13 The Assembly calls on the Government of Turkey to:
13.1 abolish the geographical limitations restricting the scope of the 1951 Geneva Convention relating to the Status of Refugees;
13.2 return to an open-door policy for refugees and refrain from carrying out forced returns;
13.3 ensure that the implementation of the EU–Turkey statement of 18 March 2016 is carried out with full respect for the human rights of irregular migrants and refugees;
13.4 meet the specific needs of unaccompanied minors and all vulnerable groups of refugees, especially women and girls.
14 Furthermore, the Assembly calls on Council of Europe member States to:
14.1 step up financial contributions to the United Nations Regional Refugee and Resilience Plan, in order to satisfy funding requirements;
14.2 step up responsibility sharing by substantially increasing the resettlement and other forms of legal admission of refugees from the region to their countries;
14.3 use all available diplomatic means to encourage fairer responsibility sharing with non-European Union countries, in particular those involved in the Middle East process, such as the United States, the Russian Federation and the Gulf States.

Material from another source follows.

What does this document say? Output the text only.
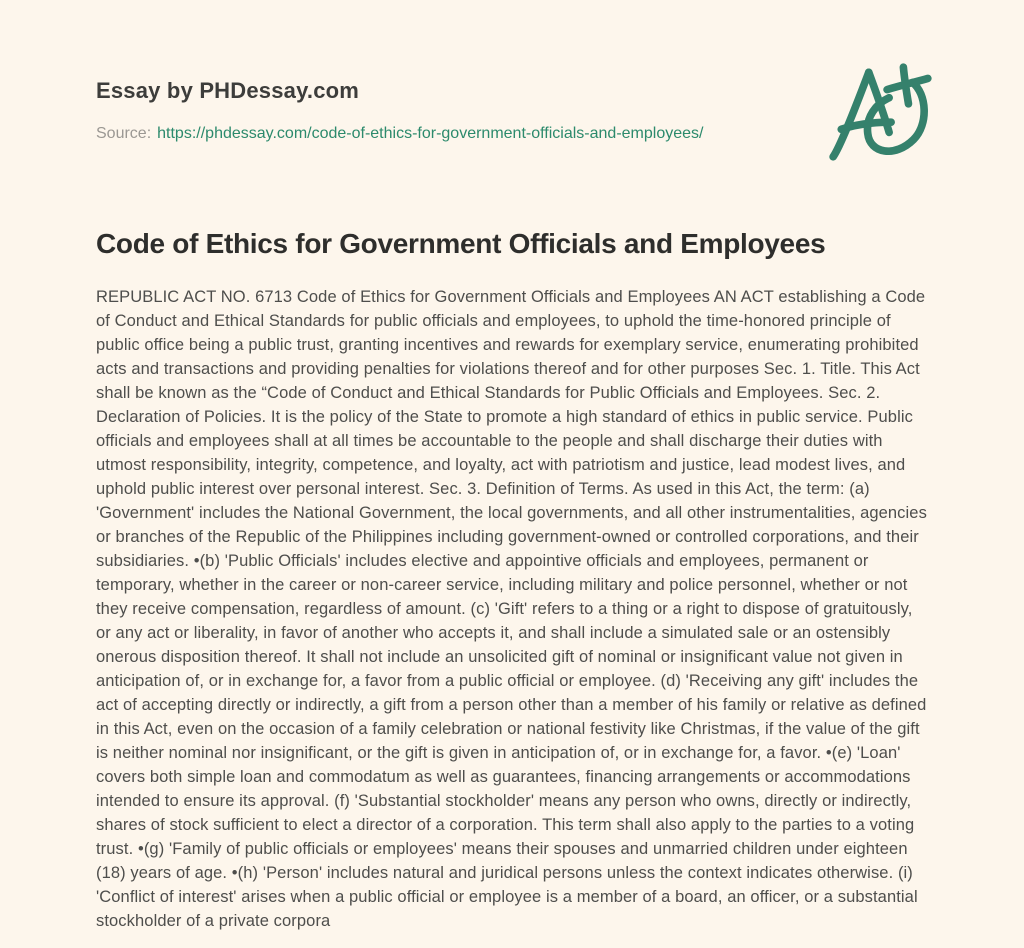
Essay by PHDessay.com
Source: https://phdessay.com/code-of-ethics-for-government-officials-and-employees/
Code of Ethics for Government Officials and Employees

REPUBLIC ACT NO. 6713 Code of Ethics for Government Officials and Employees AN ACT establishing a Code of Conduct and Ethical Standards for public officials and employees, to uphold the time-honored principle of public office being a public trust, granting incentives and rewards for exemplary service, enumerating prohibited acts and transactions and providing penalties for violations thereof and for other purposes Sec. 1. Title. This Act shall be known as the “Code of Conduct and Ethical Standards for Public Officials and Employees. Sec. 2. Declaration of Policies. It is the policy of the State to promote a high standard of ethics in public service. Public officials and employees shall at all times be accountable to the people and shall discharge their duties with utmost responsibility, integrity, competence, and loyalty, act with patriotism and justice, lead modest lives, and uphold public interest over personal interest. Sec. 3. Definition of Terms. As used in this Act, the term: (a) 'Government' includes the National Government, the local governments, and all other instrumentalities, agencies or branches of the Republic of the Philippines including government-owned or controlled corporations, and their subsidiaries. •(b) 'Public Officials' includes elective and appointive officials and employees, permanent or temporary, whether in the career or non-career service, including military and police personnel, whether or not they receive compensation, regardless of amount. (c) 'Gift' refers to a thing or a right to dispose of gratuitously, or any act or liberality, in favor of another who accepts it, and shall include a simulated sale or an ostensibly onerous disposition thereof. It shall not include an unsolicited gift of nominal or insignificant value not given in anticipation of, or in exchange for, a favor from a public official or employee. (d) 'Receiving any gift' includes the act of accepting directly or indirectly, a gift from a person other than a member of his family or relative as defined in this Act, even on the occasion of a family celebration or national festivity like Christmas, if the value of the gift is neither nominal nor insignificant, or the gift is given in anticipation of, or in exchange for, a favor. •(e) 'Loan' covers both simple loan and commodatum as well as guarantees, financing arrangements or accommodations intended to ensure its approval. (f) 'Substantial stockholder' means any person who owns, directly or indirectly, shares of stock sufficient to elect a director of a corporation. This term shall also apply to the parties to a voting trust. •(g) 'Family of public officials or employees' means their spouses and unmarried children under eighteen (18) years of age. •(h) 'Person' includes natural and juridical persons unless the context indicates otherwise. (i) 'Conflict of interest' arises when a public official or employee is a member of a board, an officer, or a substantial stockholder of a private corpora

15 The Assembly is of the opinion that all integration and social inclusion initiatives targeting refugees in the region should be supported and encouraged. The Intercultural Cities programme sponsored by the Council of Europe is a good example to follow.
16 Furthermore, the Council of Europe Development Bank could be instrumental in funding integration projects for refugees in the region, as already recommended by the Assembly in its Resolution 1971 (2014).

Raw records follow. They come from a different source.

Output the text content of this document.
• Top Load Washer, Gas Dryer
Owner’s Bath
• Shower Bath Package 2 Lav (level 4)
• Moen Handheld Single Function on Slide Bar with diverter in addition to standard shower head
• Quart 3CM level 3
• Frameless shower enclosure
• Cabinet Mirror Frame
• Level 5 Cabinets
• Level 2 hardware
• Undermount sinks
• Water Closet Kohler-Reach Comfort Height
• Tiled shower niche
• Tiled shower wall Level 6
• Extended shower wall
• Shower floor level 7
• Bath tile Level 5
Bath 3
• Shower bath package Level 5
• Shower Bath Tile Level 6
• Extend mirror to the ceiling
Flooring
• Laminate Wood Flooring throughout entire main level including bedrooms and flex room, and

17 The Assembly calls on its member States to reply positively to the pledge of the United Nations Relief and Works Agency for Palestine Refugees in the Near East (UNRWA) for increased contributions to its budget in order to compensate for the significant funding cuts on the part of the United States.
18 The Assembly points out that enhancing the capacity of Syria’s neighbouring countries to cope with the consequences of forced displacements in the region would create more favourable conditions for refugees to return to their countries once the situation allows it. It would furthermore reduce the risk of their endangering their lives by undertaking perilous journeys across the Mediterranean and falling prey to smugglers and traffickers.